Scott Andrew Anderson of Fargo, N.D., will be sentenced Jan. 6, and Mitchell Phillip Fink of Tenney, Minn., will be sentenced Dec. 15. Court proceedings are still pending on two other men indicted in the case. A tenth person was set to be indicted, but was the victim of a double homicide in Fargo in November 2013.

Because of their criminal histories, Ascheman, Fink, Anderson, and a fourth man have all been identified as career criminals which may carry a sentence of 360 months to life in prison.

Dingman said this is the largest drug case the sheriff’s office has worked on recently, and that many of the drugs that were part of the investigation were being handled by suspects in Stevens County.

Because the case was a “historical conspiracy” case, the investigation to put the pieces together took about 21 months. Officers did some drug buys, but primarily focused on interviews and investigations to build the scope of the case, Dingman said.

And there was also a little bit of luck involved. On Dec. 24, 2013, a South Dakota State Patrol officer conducting a routine traffic stop uncovered another 42 pounds of methamphetamine coming into the state for delivery to one of the defendants. That methamphetamine originated from a cartel in Mexico.

“To be quite honest, sometimes investigations like this take getting lucky,” said Dingman.
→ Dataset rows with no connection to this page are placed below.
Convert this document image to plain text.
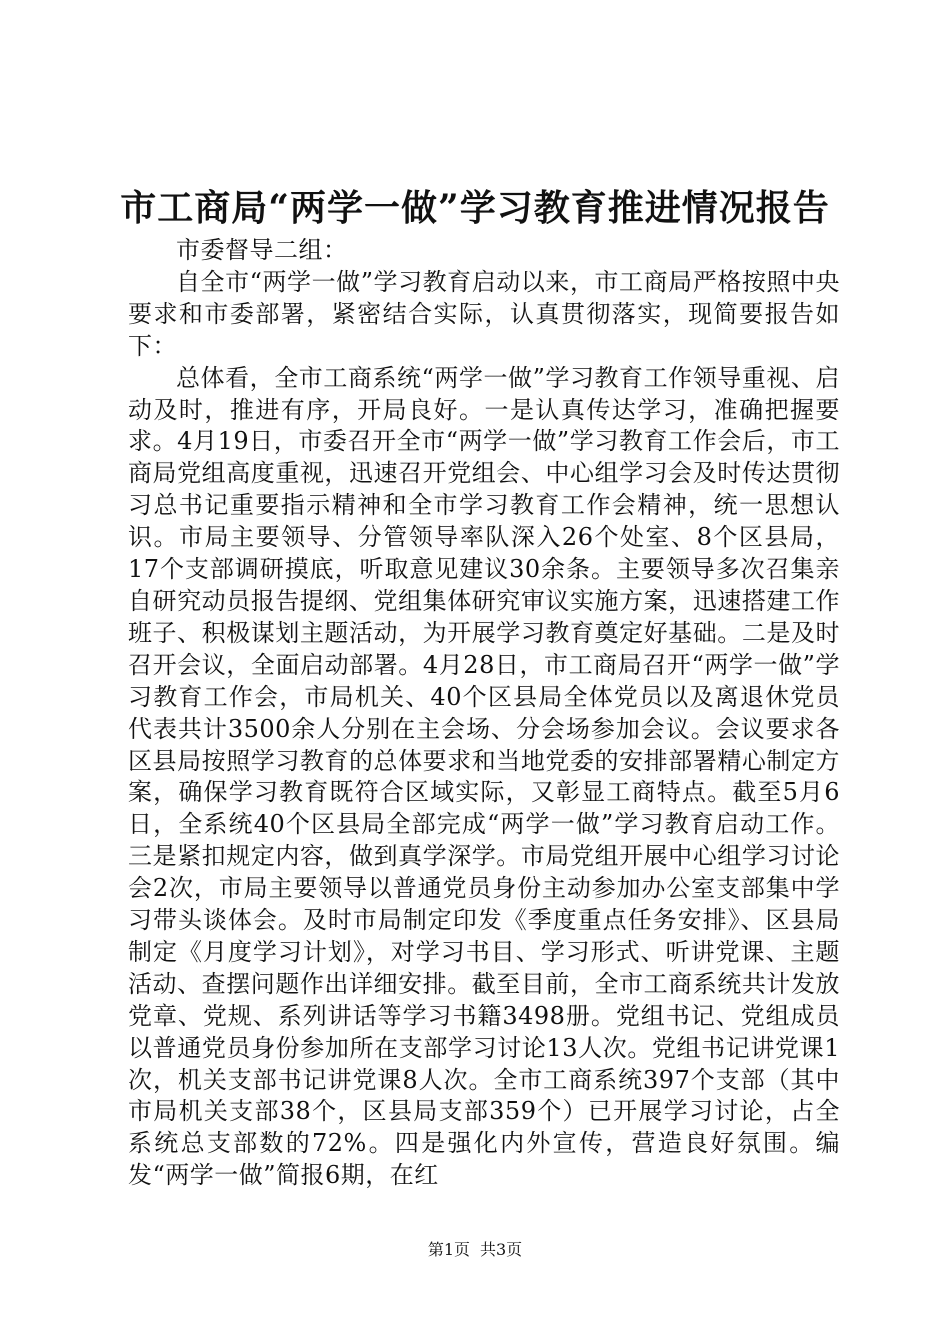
市工商局“两学一做”学习教育推进情况报告

市委督导二组：

自全市“两学一做”学习教育启动以来，市工商局严格按照中央要求和市委部署，紧密结合实际，认真贯彻落实，现简要报告如下：

总体看，全市工商系统“两学一做”学习教育工作领导重视、启动及时，推进有序，开局良好。一是认真传达学习，准确把握要求。4月19日，市委召开全市“两学一做”学习教育工作会后，市工商局党组高度重视，迅速召开党组会、中心组学习会及时传达贯彻习总书记重要指示精神和全市学习教育工作会精神，统一思想认识。市局主要领导、分管领导率队深入26个处室、8个区县局，17个支部调研摸底，听取意见建议30余条。主要领导多次召集亲自研究动员报告提纲、党组集体研究审议实施方案，迅速搭建工作班子、积极谋划主题活动，为开展学习教育奠定好基础。二是及时召开会议，全面启动部署。4月28日，市工商局召开“两学一做”学习教育工作会，市局机关、40个区县局全体党员以及离退休党员代表共计3500余人分别在主会场、分会场参加会议。会议要求各区县局按照学习教育的总体要求和当地党委的安排部署精心制定方案，确保学习教育既符合区域实际，又彰显工商特点。截至5月6日，全系统40个区县局全部完成“两学一做”学习教育启动工作。三是紧扣规定内容，做到真学深学。市局党组开展中心组学习讨论会2次，市局主要领导以普通党员身份主动参加办公室支部集中学习带头谈体会。及时市局制定印发《季度重点任务安排》、区县局制定《月度学习计划》，对学习书目、学习形式、听讲党课、主题活动、查摆问题作出详细安排。截至目前，全市工商系统共计发放党章、党规、系列讲话等学习书籍3498册。党组书记、党组成员以普通党员身份参加所在支部学习讨论13人次。党组书记讲党课1次，机关支部书记讲党课8人次。全市工商系统397个支部（其中市局机关支部38个，区县局支部359个）已开展学习讨论，占全系统总支部数的72%。四是强化内外宣传，营造良好氛围。编发“两学一做”简报6期，在红

第1页 共3页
They also require help and patience from members of the community who provide information or express concerns and hope to see results, Dingman said.

Despite the extent of these indictments, Dingman said that he doesn’t believe methamphetamine is as big of a problem in the community as it was during the peak in the early 2000s.

Meth is still definitely here and causing problems, but there are also other drugs that, in my opinion, may be causing as much or more problems than meth,” said Dingman.

The Stevens County Sheriff’s Office, Minnesota Bureau of Criminal Apprehension, West Central Drug Task Force, North Dakota Bureau of Criminal Investigations, and a federal Drug Enforcement Administration Task Force based in Fargo were all involved with this investigation.